Sly Stallone interview

The Expendables boasts a great cast. Could it be the best ever action movie?


There was a time when action movie stars reigned supreme. Back in the ’80s and ’90s, former body-building champ (and future governor of California) Arnold Schwarzenegger was the highest-paid actor on the planet. His closest rival, Sylvester Stallone, enjoyed similar success with his Rocky and Rambo movies – Rocky IV broke all box office records on release in 1985, and that same year he was invited to the White House to give a special screening of Rambo: First Blood Part II to then-president Ronald Reagan.

But times change, and after being lost in the movie wilderness for almost two decades, Stallone reignited some of his pull at the box office by dusting off old favourites Rocky Balboa and John Rambo for recent outings in 2006 and 2008. Maybe there’s life in the old action movie yet.

Testing the theory, new film The Expendables pulls no punches, and is eagerly awaited thanks to its impressive cast of current and past action stars – Jason Statham, Mickey Rourke, Dolph Lundgren, Jet Li, Bruce Willis and even old rival Arnold Schwarzenegger. Expect big explosions and cheesy one-liners all round. We caught up with Stallone to find out more.

How did The Expendables start out?
With Jason and Jet. It was originally a different story, about the CIA, and had people such as Ben Kingsley and Forest Whitaker. Someone suggested I lose that part, so I thought, ‘Let’s just fill it up with bad-asses.’

Why did you choose to shoot The Expendables in Brazil?
Brazil was great; they allowed us to blow up everything! We couldn’t do that in America. We couldn’t do those kinds of stunts and use real fire – in America everyone is trying to save the squirrels, and unfortunately we are more limited, so that’s why everyone is using CGI. Down there you don’t need CGI, you just blow it up.

What was it like the day you, Arnold Schwarzenegger and Bruce Willis were on set together?
It was kind of like ending up in an old-age home with your best friends. Wow, let’s rock in the chairs together and talk about the good old times. We were glad to see each other because we talk in shorthand and we’ve known each other for so long. But we were nervous. No one wants to look foolish, and it’s one thing to say, ‘Okay, Governor, say this’ and, ‘Come on, more energy,’ and you never know when he’s going to say, ‘Shut up’ and leave. But it all worked out great. It’s like we’d been avoiding doing this for years, and now it’s on film forever. We were joking, saying we shouldn’t smoke cigars in the church where we filmed the scene, but we kind of just took it over.

What about the competitive aspect?
Dolph Lundgren said he saw a clip of you working out on YouTube and it propelled him to get into shape. I leaked that, to throw down the gauntlet. It freaked those guys out, and sure enough it worked.

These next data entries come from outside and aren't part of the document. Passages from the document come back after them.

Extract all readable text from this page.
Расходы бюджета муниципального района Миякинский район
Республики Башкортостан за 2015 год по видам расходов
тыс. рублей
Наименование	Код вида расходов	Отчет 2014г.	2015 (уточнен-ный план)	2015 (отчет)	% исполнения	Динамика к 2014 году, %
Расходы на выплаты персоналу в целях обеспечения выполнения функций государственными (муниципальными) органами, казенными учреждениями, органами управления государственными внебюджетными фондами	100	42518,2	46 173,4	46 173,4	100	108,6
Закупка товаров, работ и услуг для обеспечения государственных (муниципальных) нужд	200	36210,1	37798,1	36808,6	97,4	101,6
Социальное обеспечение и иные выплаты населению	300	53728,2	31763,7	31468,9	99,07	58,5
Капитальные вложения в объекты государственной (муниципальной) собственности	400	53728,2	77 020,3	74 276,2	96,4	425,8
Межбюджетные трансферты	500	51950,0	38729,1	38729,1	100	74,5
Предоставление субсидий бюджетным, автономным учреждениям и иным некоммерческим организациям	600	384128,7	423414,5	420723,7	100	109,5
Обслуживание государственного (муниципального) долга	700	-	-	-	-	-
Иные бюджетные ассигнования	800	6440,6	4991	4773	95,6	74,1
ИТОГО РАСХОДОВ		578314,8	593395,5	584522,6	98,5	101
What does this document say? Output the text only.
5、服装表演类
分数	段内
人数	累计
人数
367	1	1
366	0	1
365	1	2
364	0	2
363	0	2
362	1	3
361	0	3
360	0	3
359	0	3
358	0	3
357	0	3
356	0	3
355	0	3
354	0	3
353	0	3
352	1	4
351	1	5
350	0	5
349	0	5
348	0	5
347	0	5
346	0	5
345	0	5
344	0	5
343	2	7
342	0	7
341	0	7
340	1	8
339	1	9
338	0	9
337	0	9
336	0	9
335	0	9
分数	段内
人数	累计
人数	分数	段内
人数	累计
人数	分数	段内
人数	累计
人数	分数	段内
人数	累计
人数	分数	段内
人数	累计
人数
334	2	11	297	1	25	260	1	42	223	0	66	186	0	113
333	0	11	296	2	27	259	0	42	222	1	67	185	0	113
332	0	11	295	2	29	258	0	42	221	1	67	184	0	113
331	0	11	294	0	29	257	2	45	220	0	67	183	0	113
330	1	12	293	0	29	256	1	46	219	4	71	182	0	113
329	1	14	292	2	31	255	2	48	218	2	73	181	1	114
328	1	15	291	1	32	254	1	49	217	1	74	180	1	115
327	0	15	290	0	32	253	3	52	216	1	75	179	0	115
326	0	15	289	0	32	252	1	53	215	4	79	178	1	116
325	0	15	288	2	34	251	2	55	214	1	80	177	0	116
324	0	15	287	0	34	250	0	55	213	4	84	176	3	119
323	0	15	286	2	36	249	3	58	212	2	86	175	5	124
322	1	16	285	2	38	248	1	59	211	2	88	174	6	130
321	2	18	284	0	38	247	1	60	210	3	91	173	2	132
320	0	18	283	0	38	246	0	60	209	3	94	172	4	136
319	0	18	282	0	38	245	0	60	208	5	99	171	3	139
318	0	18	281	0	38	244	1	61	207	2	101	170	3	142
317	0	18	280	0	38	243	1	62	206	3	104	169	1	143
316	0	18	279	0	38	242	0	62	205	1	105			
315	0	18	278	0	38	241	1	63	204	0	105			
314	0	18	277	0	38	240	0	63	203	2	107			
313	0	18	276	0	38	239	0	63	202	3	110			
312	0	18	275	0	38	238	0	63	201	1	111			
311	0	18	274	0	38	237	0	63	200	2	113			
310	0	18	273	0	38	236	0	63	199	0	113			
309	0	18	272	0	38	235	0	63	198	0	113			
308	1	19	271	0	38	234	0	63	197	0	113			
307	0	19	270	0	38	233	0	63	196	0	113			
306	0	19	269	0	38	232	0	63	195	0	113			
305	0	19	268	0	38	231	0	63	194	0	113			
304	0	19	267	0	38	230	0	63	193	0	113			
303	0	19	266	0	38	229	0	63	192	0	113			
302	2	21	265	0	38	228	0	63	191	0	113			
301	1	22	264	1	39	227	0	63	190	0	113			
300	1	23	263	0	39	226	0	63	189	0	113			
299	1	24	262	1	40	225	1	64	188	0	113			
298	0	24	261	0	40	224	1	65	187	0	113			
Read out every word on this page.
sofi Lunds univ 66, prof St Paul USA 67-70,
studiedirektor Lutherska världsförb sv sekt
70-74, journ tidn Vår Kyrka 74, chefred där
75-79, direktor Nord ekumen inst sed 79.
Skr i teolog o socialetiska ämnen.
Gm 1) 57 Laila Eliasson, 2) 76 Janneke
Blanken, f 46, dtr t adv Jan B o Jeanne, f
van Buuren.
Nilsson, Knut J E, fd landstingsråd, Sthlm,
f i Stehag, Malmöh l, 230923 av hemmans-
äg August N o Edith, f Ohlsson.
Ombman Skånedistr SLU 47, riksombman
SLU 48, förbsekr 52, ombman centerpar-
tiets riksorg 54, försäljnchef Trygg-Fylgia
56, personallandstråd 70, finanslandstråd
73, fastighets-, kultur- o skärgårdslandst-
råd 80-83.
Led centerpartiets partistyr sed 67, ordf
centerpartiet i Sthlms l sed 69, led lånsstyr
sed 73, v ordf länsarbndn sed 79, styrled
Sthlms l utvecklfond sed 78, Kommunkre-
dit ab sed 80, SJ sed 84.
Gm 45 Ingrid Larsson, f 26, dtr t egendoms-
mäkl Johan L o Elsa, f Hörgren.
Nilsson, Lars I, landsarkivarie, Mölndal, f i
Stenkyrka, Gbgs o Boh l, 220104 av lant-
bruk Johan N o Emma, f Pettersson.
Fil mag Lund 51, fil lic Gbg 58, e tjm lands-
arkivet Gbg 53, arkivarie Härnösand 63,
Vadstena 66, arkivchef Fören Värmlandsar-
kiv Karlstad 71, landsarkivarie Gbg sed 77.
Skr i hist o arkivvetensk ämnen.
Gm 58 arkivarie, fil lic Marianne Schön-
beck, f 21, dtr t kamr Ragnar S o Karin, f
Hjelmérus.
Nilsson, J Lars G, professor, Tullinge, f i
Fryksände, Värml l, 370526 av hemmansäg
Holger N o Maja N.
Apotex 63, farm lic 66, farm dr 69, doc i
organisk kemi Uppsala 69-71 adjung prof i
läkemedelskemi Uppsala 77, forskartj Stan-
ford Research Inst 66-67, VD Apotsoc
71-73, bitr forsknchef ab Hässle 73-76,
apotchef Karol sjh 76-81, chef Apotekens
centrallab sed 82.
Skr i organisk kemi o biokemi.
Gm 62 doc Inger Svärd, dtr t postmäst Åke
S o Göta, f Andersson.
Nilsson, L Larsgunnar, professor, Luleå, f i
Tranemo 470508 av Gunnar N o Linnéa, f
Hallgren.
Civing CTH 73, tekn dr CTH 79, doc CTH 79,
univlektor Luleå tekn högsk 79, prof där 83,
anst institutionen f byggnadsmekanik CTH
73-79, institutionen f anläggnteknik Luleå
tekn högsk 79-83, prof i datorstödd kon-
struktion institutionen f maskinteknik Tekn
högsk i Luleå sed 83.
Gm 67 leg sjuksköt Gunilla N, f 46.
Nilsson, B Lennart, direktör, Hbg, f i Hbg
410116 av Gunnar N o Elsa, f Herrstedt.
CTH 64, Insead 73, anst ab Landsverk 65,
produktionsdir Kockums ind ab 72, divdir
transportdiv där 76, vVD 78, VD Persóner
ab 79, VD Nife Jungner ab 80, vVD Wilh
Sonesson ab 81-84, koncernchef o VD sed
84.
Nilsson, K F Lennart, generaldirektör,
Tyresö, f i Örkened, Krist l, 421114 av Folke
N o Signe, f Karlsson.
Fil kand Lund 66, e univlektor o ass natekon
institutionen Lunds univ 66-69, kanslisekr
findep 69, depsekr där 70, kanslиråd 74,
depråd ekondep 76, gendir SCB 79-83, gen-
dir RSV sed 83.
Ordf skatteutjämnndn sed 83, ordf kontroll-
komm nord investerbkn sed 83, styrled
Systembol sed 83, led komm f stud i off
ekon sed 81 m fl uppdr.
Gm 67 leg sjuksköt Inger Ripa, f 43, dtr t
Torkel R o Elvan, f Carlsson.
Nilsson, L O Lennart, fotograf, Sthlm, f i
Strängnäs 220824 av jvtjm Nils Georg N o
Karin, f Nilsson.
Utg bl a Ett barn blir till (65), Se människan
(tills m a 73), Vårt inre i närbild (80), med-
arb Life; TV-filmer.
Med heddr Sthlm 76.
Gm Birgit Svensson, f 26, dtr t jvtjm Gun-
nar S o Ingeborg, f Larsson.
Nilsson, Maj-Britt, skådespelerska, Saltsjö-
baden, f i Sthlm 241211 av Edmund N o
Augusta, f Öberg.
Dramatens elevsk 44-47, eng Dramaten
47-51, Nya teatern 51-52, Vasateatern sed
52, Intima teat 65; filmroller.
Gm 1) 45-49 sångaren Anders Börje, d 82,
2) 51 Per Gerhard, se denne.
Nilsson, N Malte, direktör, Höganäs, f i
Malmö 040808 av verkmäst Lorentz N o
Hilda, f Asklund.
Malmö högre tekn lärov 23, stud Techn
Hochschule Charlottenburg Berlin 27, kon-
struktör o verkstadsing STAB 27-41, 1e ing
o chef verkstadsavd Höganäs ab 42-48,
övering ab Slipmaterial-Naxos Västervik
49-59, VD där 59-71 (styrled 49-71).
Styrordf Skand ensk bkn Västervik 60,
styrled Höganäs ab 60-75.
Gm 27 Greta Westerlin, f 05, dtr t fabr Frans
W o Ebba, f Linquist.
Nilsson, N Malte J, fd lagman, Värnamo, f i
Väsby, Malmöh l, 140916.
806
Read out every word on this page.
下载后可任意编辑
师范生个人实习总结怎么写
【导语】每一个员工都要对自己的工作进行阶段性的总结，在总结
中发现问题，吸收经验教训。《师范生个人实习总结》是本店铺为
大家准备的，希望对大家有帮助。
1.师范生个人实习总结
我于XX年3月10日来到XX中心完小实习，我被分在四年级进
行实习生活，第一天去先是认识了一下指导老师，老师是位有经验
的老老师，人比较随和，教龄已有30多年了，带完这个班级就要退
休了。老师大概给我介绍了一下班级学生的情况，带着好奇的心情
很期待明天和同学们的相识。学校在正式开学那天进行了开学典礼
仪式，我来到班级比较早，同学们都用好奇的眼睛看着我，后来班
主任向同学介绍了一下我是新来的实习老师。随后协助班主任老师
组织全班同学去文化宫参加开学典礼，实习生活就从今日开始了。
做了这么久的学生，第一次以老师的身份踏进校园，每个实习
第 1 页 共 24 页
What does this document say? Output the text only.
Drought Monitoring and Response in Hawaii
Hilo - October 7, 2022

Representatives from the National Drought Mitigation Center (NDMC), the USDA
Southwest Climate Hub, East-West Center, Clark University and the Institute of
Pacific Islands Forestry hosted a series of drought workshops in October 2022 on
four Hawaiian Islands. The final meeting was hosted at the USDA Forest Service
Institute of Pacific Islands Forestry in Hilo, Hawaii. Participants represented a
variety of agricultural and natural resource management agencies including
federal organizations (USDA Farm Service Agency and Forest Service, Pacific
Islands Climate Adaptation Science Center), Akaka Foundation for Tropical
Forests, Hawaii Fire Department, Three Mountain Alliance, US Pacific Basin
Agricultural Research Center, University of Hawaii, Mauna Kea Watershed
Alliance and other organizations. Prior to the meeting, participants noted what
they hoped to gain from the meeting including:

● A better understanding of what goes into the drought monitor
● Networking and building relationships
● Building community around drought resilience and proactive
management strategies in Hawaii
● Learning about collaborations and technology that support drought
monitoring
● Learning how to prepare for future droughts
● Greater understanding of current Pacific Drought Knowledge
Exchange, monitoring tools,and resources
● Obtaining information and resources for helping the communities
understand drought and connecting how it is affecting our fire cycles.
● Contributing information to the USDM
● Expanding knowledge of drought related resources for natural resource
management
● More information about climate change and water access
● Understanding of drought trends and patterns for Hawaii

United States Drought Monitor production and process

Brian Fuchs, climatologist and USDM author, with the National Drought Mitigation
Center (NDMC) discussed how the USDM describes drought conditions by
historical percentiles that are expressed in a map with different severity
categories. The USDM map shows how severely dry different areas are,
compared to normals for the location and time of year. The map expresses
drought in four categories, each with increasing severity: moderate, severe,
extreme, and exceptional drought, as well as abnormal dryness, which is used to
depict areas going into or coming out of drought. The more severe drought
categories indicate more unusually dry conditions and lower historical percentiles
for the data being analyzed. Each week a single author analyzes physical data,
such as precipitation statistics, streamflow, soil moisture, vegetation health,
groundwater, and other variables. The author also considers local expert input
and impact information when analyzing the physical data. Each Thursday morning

You’re 64 now. How does your body respond to the action?
My body doesn’t respond to kindness any more. I was working with Dolph [in Rocky IV], but I could not do that fight today and take those falls and hits – I watch it in awe. What was I made of – rubber? So you lose flexibility and everything hurts a little more. What I’ve learned is how to maintain pain and deal with it.

How have action movies changed during your career?
They’re now geared to a very young audience. We tended to do a bolder kind of film, where in the end we didn’t end up very happy, you didn’t always get the girl. Today, once Batman has Velcroed his muscles on, it’s different. Our action was very close quarters, man on man, and it was never man against beast, against spaceship.

What’s the hardest film you’ve directed?
Rocky Balboa [in 2006], because everything was against me: it was like a public joke and there was no money. If I told you I was going to do a boxing movie about a 60-year-old guy who still fights, and when the Rocky movie before that was a disaster, it was the hardest thing to get money for – but that made it personal for me. So it’s the movie I’m most proud of, because it was the most difficult. In The Expendables, you’re following other people’s journeys. I tried to mathematically figure it out so it had the same amount of action as Rambo, but it’s about five times as much.

Would you ever follow Arnie into politics?
First I’d make politics illegal. Do you want to see the US go to hell? Have you seen my movies? I bomb everything.
The Expendables is showing in UAE cinemas now.